24 marzo 2022

La predica (o, forse meglio, il "concione") di san Francesco a Bologna del 15 agosto 1222


Ricorre quest'anno l'VIII centenario di un fatto che rimane nelle cronache per la testimonianza di Tommaso Arcidiacono, detto "da Spalato" (1200/1201-1268), che fu sacerdote, storico e cronachista dalmata. Nella sua Historia, finita nel 1266, così riguardo all'anno 1222 scrive:

In quello stesso anno, il giorno dell’Assunzione della Madre di Dio, mentre mi trovavo allo Studio di Bologna, vidi san Francesco che predicava nella piazza antistante il Palazzo Comunale, dove era convenuta quasi tutta la cittadinanza. L’inizio del suo sermone fu questo: «gli angeli, gli uomini, i demoni»; di questi tre spiriti razionali predicò così bene e con tanto discernimento, da riempire molti dotti presenti di ammirazione per il sermone di un uomo incolto; né peraltro egli seguiva le regole di chi predicasse, ma quasi quelle di chi tenesse un discorso. Invero tutta la sostanza delle sue parole era rivolta ad estinguere le inimicizie e a ripristinare i patti di pace.

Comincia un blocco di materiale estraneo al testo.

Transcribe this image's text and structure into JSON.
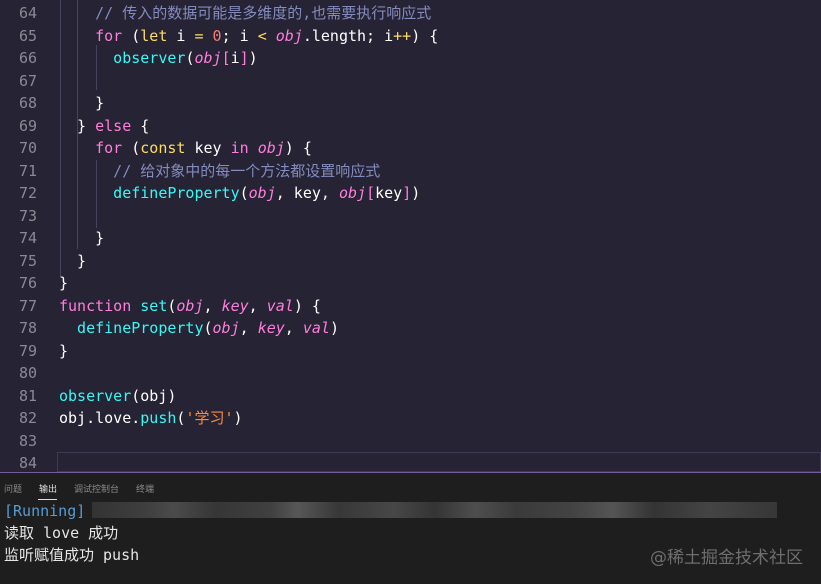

Il suo abito era sordido, la sua persona spregevole, il suo aspetto indecoroso; ma a tal punto Dio conferì efficacia alle sue parole, che molte famiglie nobiliari, tra le quali l’inarrestabile furore di antiche inimicizie aveva imperversato con grande spargimento di sangue, vennero ricondotte a consigli di pace. Così grande era poi la reverenza e la devozione nei suoi confronti, che uomini e donne si gettavano in massa su di lui, cercando ansiosamente di toccare i lembi della sua veste o di portar via un pezzo dei suoi panni miserabili.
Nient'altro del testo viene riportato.